Section 10 Real Sorrow and Real Patience in Conflict with Each Other
I wished to make these observations to keep pious minds from despair, lest, from feeling it impossible to divest themselves of the natural feeling of grief, they might altogether abandon the study of patience. This must necessarily be the result with those who convert patience into stupor, and a brave and firm man into a block. Scripture gives saints the praise of endurance when, though afflicted by the hardships they endure, they are not crushed. Though they feel bitterly, they are at the same time filled with spiritual joy. Though pressed with anxiety, [they] breathe exhilarated by the consolation of God. Still there is a certain degree of repugnance in their hearts because natural sense shuns and dreads what is adverse to it, while pious affection, even through these difficulties, tries to obey the divine will. This repugnance the Lord expressed when He thus addressed Peter: “Verily, verily, I say unto thee, When thou wast young, thou girdedst thyself and walkedst whither thou wouldst; but when thou shalt be old, thou shalt stretch forth thy hands, and another shall gird thee; and carry thee whither thou wouldest not” (Joh 21:18). It is not probable, indeed, that when it became necessary to glorify God by death he was driven to it unwilling and resisting; had it been so, little praise would have been due to his martyrdom. Though he obeyed the divine ordination with the greatest alacrity of heart, yet, as he had not divested himself of humanity, he was distracted by a double will. When he thought of the bloody death that he was to die, struck with horror, he would willingly have avoided it. On the other hand, when he considered that it was God Who called him to it, his fear was vanquished and suppressed, and he met death cheerfully.

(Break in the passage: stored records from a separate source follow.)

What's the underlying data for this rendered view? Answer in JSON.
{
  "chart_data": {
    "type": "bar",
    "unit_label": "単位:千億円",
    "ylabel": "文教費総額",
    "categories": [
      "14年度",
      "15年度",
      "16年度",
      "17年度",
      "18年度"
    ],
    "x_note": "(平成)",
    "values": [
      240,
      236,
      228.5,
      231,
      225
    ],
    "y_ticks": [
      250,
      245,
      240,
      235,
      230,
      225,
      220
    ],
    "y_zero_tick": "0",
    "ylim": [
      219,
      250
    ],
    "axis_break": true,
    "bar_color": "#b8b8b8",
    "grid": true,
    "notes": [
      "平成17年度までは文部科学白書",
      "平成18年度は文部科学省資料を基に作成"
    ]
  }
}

It must therefore be our study, if we would be disciples of Christ, to imbue our minds with such reverence and obedience to God as may tame and subjugate all affections contrary to His appointment. In this way, whatever be the kind of cross to which we are subjected, we shall in the greatest straits firmly maintain our patience. Adversity will have its bitterness and sting us: when afflicted with disease, we shall groan and be disquieted and long for health. Pressed with poverty, we shall feel the stings of anxiety and sadness—feel the pain of ignominy, contempt, and injury. [We shall] pay the tears due to nature at the death of our friends. But our conclusion will always be, “The Lord so willed it; therefore let us follow His will.” Nay, amid the pungency of grief, among groans and tears, this thought will necessarily suggest itself and incline us cheerfully to endure the things for which we are so afflicted.